The most prominent features in this room were two twenty-foot-diameter hemispherical maps of Dhrawn. Each was a live-vision screen carrying displays of temperature, reference-altitude pressure, wind velocity, where it was obtainable, and such other data as could be obtained either from the low-orbiting shadow satellites or the Mesklinite exploring crews. A spot of green light marked the Settlement just north of the equator, and nine fainter yellow sparks scattered closely around it indicated the exploring land-cruisers. Against the background of the gigantic planet their spread made an embarrassingly small display, scattered over a range of some eight thousand miles east and west and twenty or twenty-five thousand north and south, on the western side of what the meteorologists called Low Alpha. The yellow lights, except for two well out in the colder regions to the west, formed a rough arc framing the Low. Eventually it was to be ringed with sensing stations, but little more than a quarter of its eighty-thousand-mile perimeter had so far been covered.

The cost had been high — not merely in money, which Easy tended to regard as merely a measure of effort expended, but in life. Her eyes sought the red-ringed yellow light just inside the Low which marked the position of the Esket. Seven months — three and a half of Dhrawn’s days — had passed since any human being had seen a sign of her crew, though her transmitters still sent pictures of her interior. Easy thought grimly, now and again, of her friends Kabremm and Destigmet; and occasionally she bothered Dondragmer’s conscience, though she had no way of knowing this, by talking about them to the Kwembly’s commander.

“H’lo, Easy,” and “Hi, Mom,” cut into her gloomy thoughts.

“Hello, weather men,” she responded. “I have a friend who’d like a forecast. Can you help?”

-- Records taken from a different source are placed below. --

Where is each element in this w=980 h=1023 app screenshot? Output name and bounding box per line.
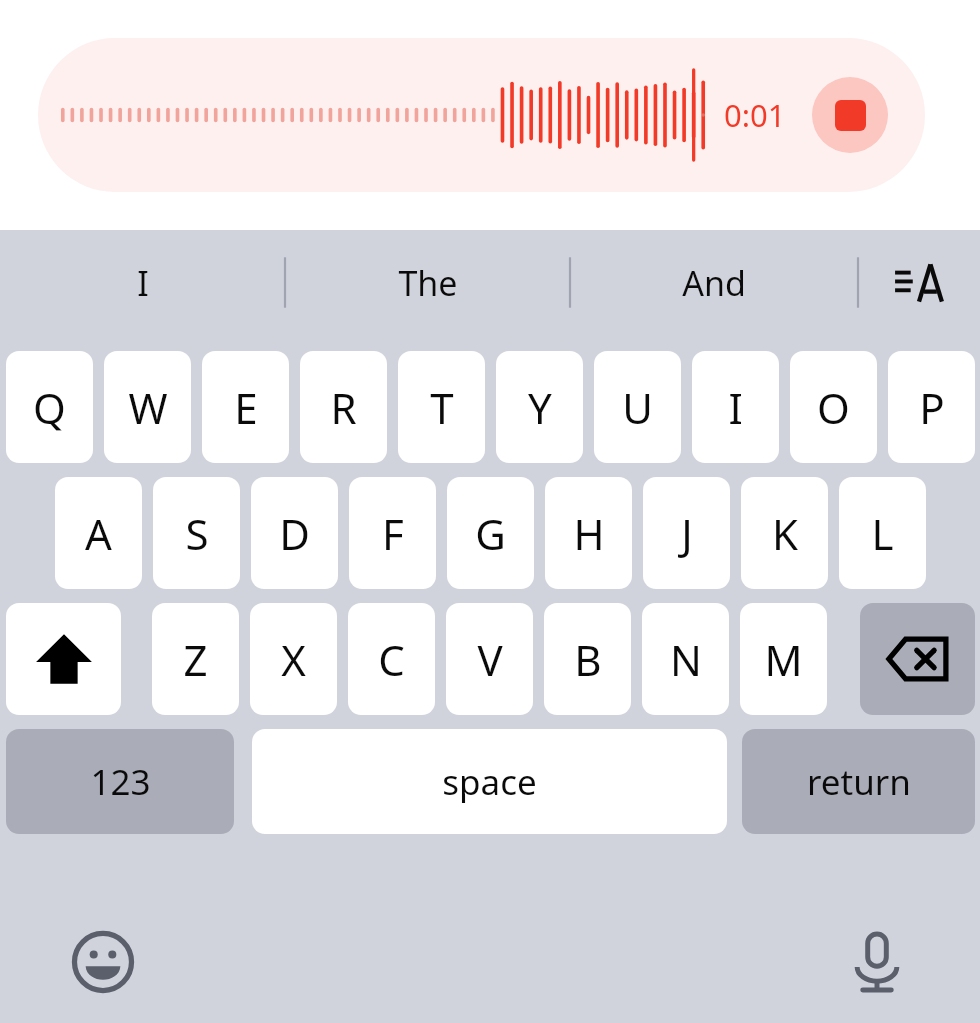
- button[interactable]: Emoji: [60, 919, 146, 1005]
- button[interactable]: Y: [496, 351, 583, 463]
- staticText: Q: [33, 379, 66, 436]
- staticText: return: [807, 758, 911, 806]
- staticText: M: [764, 631, 803, 688]
- staticText: I: [137, 260, 149, 306]
- staticText: W: [128, 379, 168, 436]
- staticText: J: [681, 505, 693, 562]
- button[interactable]: A: [55, 477, 142, 589]
- staticText: And: [682, 260, 746, 306]
- button[interactable]: K: [741, 477, 828, 589]
- button[interactable]: I: [0, 230, 285, 335]
- button[interactable]: F: [349, 477, 436, 589]
- button[interactable]: D: [251, 477, 338, 589]
- staticText: H: [573, 505, 605, 562]
- staticText: R: [330, 379, 357, 436]
- button[interactable]: E: [202, 351, 289, 463]
- button[interactable]: H: [545, 477, 632, 589]
- button[interactable]: And: [570, 230, 858, 335]
- button[interactable]: N: [642, 603, 729, 715]
- button[interactable]: R: [300, 351, 387, 463]
- button[interactable]: V: [446, 603, 533, 715]
- button[interactable]: U: [594, 351, 681, 463]
- staticText: K: [772, 505, 798, 562]
- button[interactable]: Dictation: [834, 919, 920, 1005]
- staticText: F: [382, 505, 404, 562]
- button[interactable]: Z: [152, 603, 239, 715]
- button[interactable]: 123: [6, 729, 234, 834]
- staticText: 0:01: [724, 94, 786, 136]
- button[interactable]: 0:01: [38, 38, 925, 192]
- button[interactable]: Shift: [6, 603, 121, 715]
- button[interactable]: Backspace: [860, 603, 975, 715]
- staticText: G: [475, 505, 506, 562]
- button[interactable]: The: [285, 230, 570, 335]
- staticText: P: [919, 379, 945, 436]
- button[interactable]: B: [544, 603, 631, 715]
- button[interactable]: M: [740, 603, 827, 715]
- staticText: Z: [183, 631, 208, 688]
- staticText: S: [185, 505, 209, 562]
- staticText: I: [728, 379, 743, 436]
- staticText: X: [281, 631, 306, 688]
- staticText: B: [574, 631, 602, 688]
- staticText: U: [622, 379, 653, 436]
- staticText: 123: [90, 758, 151, 806]
- button[interactable]: C: [348, 603, 435, 715]
- button[interactable]: O: [790, 351, 877, 463]
- button[interactable]: Predictive text: [858, 230, 980, 335]
- staticText: Y: [528, 379, 552, 436]
- button[interactable]: Q: [6, 351, 93, 463]
- staticText: N: [670, 631, 702, 688]
- button[interactable]: L: [839, 477, 926, 589]
- button[interactable]: return: [742, 729, 975, 834]
- staticText: space: [442, 758, 537, 806]
- staticText: A: [85, 505, 112, 562]
- staticText: L: [871, 505, 894, 562]
- button[interactable]: S: [153, 477, 240, 589]
- staticText: C: [378, 631, 405, 688]
- button[interactable]: space: [252, 729, 727, 834]
- staticText: V: [477, 631, 503, 688]
- button[interactable]: I: [692, 351, 779, 463]
- button[interactable]: J: [643, 477, 730, 589]
- staticText: O: [817, 379, 850, 436]
- staticText: The: [398, 260, 458, 306]
- button[interactable]: Stop recording: [812, 77, 888, 153]
- button[interactable]: P: [888, 351, 975, 463]
- button[interactable]: W: [104, 351, 191, 463]
- button[interactable]: G: [447, 477, 534, 589]
- staticText: D: [279, 505, 310, 562]
- staticText: E: [234, 379, 258, 436]
- button[interactable]: T: [398, 351, 485, 463]
- button[interactable]: X: [250, 603, 337, 715]
- staticText: T: [430, 379, 454, 436]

“If it’s for here in the station, sure,” answered Benj.

“Don’t be cynical, son. You’re old enough to understand the difference between knowing nothing and not knowing everything. It’s for Dondragmer of the Kwembly. “She indicated the yellow light on the map, and outlined the situation. “Alan is bringing an exact position, if that will help.”

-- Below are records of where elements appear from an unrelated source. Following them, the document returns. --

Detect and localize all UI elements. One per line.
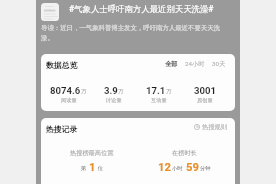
staticText: 原创量 [197,97,213,104]
button[interactable]: 30天 [212,60,226,68]
staticText: 互动量 [151,97,167,104]
staticText: 全部 [165,60,178,68]
staticText: 万 [118,88,124,95]
button[interactable]: 24小时 [185,60,205,68]
staticText: 数据总览 [46,60,78,70]
staticText: 热搜记录 [46,124,78,134]
staticText: 1 [89,161,96,174]
staticText: 3001 [194,85,217,96]
button[interactable]: 话题配图 [41,3,59,21]
staticText: 阅读量 [61,97,77,104]
staticText: 分钟 [200,165,211,172]
staticText: 万 [81,88,87,95]
button[interactable]: 热搜规则 [194,123,228,131]
staticText: #气象人士呼吁南方人最近别天天洗澡# [69,4,214,15]
staticText: 30天 [212,60,226,68]
staticText: 第 [81,165,87,172]
staticText: 在榜时长 [172,149,197,157]
staticText: 3.9 [104,85,118,96]
staticText: 8074.6 [50,85,81,96]
staticText: 12 [158,161,171,174]
staticText: 59 [186,161,199,174]
staticText: 位 [98,165,104,172]
staticText: 导读：近日，一气象科普博主发文，呼吁南方人最近不要天天洗澡。 [41,24,229,42]
staticText: 讨论量 [106,97,122,104]
staticText: 17.1 [146,85,166,96]
button[interactable]: 全部 [165,60,178,68]
staticText: 热搜规则 [202,123,228,131]
staticText: 24小时 [185,60,205,68]
staticText: 小时 [172,165,183,172]
staticText: 万 [166,88,172,95]
staticText: 热搜榜最高位置 [70,149,114,157]
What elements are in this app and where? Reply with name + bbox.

“Probably not much,” Seumas McDevitt admitted. “If you don’t like cynicism I’ll have to pick my words carefully; but the light on the screen there should be right within a few hundred miles, and I doubt that we can compute a precise enough forecast for that to make a significant difference.”

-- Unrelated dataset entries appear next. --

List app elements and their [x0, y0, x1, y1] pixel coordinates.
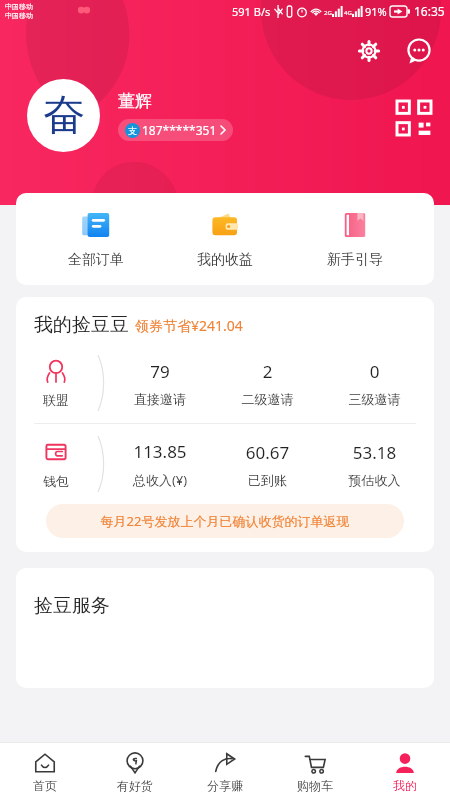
staticText: 捡豆服务: [34, 594, 110, 618]
staticText: 2G: [324, 9, 332, 17]
button[interactable]: 2: [214, 360, 321, 407]
staticText: 60.67: [214, 441, 321, 464]
button[interactable]: 有好货: [90, 751, 180, 793]
staticText: 总收入(¥): [106, 471, 214, 489]
button[interactable]: 每月22号发放上个月已确认收货的订单返现: [46, 504, 404, 538]
button[interactable]: 我的收益: [175, 207, 275, 271]
button[interactable]: 0: [321, 360, 428, 407]
button[interactable]: 53.18: [321, 441, 428, 488]
staticText: 16:35: [414, 3, 445, 19]
button[interactable]: 60.67: [214, 441, 321, 488]
staticText: 0: [321, 360, 428, 383]
staticText: 4G: [344, 9, 352, 17]
button[interactable]: Messages: [402, 34, 436, 68]
button[interactable]: 联盟: [16, 358, 96, 408]
staticText: 2: [214, 360, 321, 383]
staticText: 中国移动: [5, 11, 33, 20]
staticText: 支: [128, 125, 137, 136]
staticText: 187*****351: [142, 122, 217, 138]
staticText: 预估收入: [321, 472, 428, 488]
button[interactable]: 支: [118, 119, 233, 141]
staticText: 中国移动: [5, 2, 33, 11]
button[interactable]: 首页: [0, 751, 90, 793]
staticText: 已到账: [214, 472, 321, 488]
staticText: 全部订单: [46, 251, 146, 269]
button[interactable]: 奋: [27, 79, 100, 152]
staticText: 钱包: [43, 473, 69, 489]
button[interactable]: 我的: [360, 751, 450, 793]
staticText: 每月22号发放上个月已确认收货的订单返现: [46, 512, 404, 530]
button[interactable]: 分享赚: [180, 751, 270, 793]
staticText: 有好货: [90, 778, 180, 793]
staticText: 首页: [0, 778, 90, 793]
staticText: 奋: [43, 89, 85, 142]
staticText: 我的捡豆豆: [34, 313, 129, 337]
button[interactable]: 113.85: [106, 440, 214, 489]
staticText: 591 B/s: [232, 4, 271, 19]
staticText: 购物车: [270, 778, 360, 793]
staticText: 113.85: [106, 440, 214, 463]
staticText: 我的收益: [175, 251, 275, 269]
staticText: 分享赚: [180, 778, 270, 793]
staticText: 我的: [360, 778, 450, 793]
button[interactable]: Settings: [352, 34, 386, 68]
staticText: 二级邀请: [214, 391, 321, 407]
button[interactable]: 全部订单: [46, 207, 146, 271]
staticText: 79: [106, 360, 214, 383]
button[interactable]: 购物车: [270, 751, 360, 793]
button[interactable]: 79: [106, 360, 214, 407]
staticText: 领券节省¥241.04: [135, 316, 243, 335]
staticText: 91%: [365, 4, 387, 19]
staticText: 联盟: [43, 392, 69, 408]
staticText: 直接邀请: [106, 391, 214, 407]
staticText: 三级邀请: [321, 391, 428, 407]
button[interactable]: 新手引导: [305, 207, 405, 271]
button[interactable]: QR code: [396, 100, 432, 136]
button[interactable]: 钱包: [16, 439, 96, 489]
staticText: 新手引导: [305, 251, 405, 269]
staticText: 53.18: [321, 441, 428, 464]
staticText: 董辉: [118, 91, 152, 112]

“I wasn’t sure you’d have enough material for any predictions at all,” Easy countered. “I understand that weather comes from the west even on this world, and the area to the west has been out of sunlight for days now. Can you see such places well enough to get useful data?”

“Oh, sure.” Benj’s sarcasm had vanished and the enthusiasm which had caused him to put down atmospheric physics as his post-primary tentative was taking over. “We don’t get much of our measurement from reflected sunlight anyway; nearly all is direct radiation from the planet. There’s a lot more emitted than it receives from the sun anyway; you’ve heard the old argument as to whether Dhrawn ought to be called a star or a planet. We can tell ground temperature, a good deal about ground cover, lapse rates, and clouds. Winds are harder—” he hesitated, seeing McDevitt’s eye on him and unable to read the meteorologist’s poker face. The man read the trouble in time and nodded him on before the rush of self-confidence had lost momentum. McDevitt had never been a teacher, but he had the touch.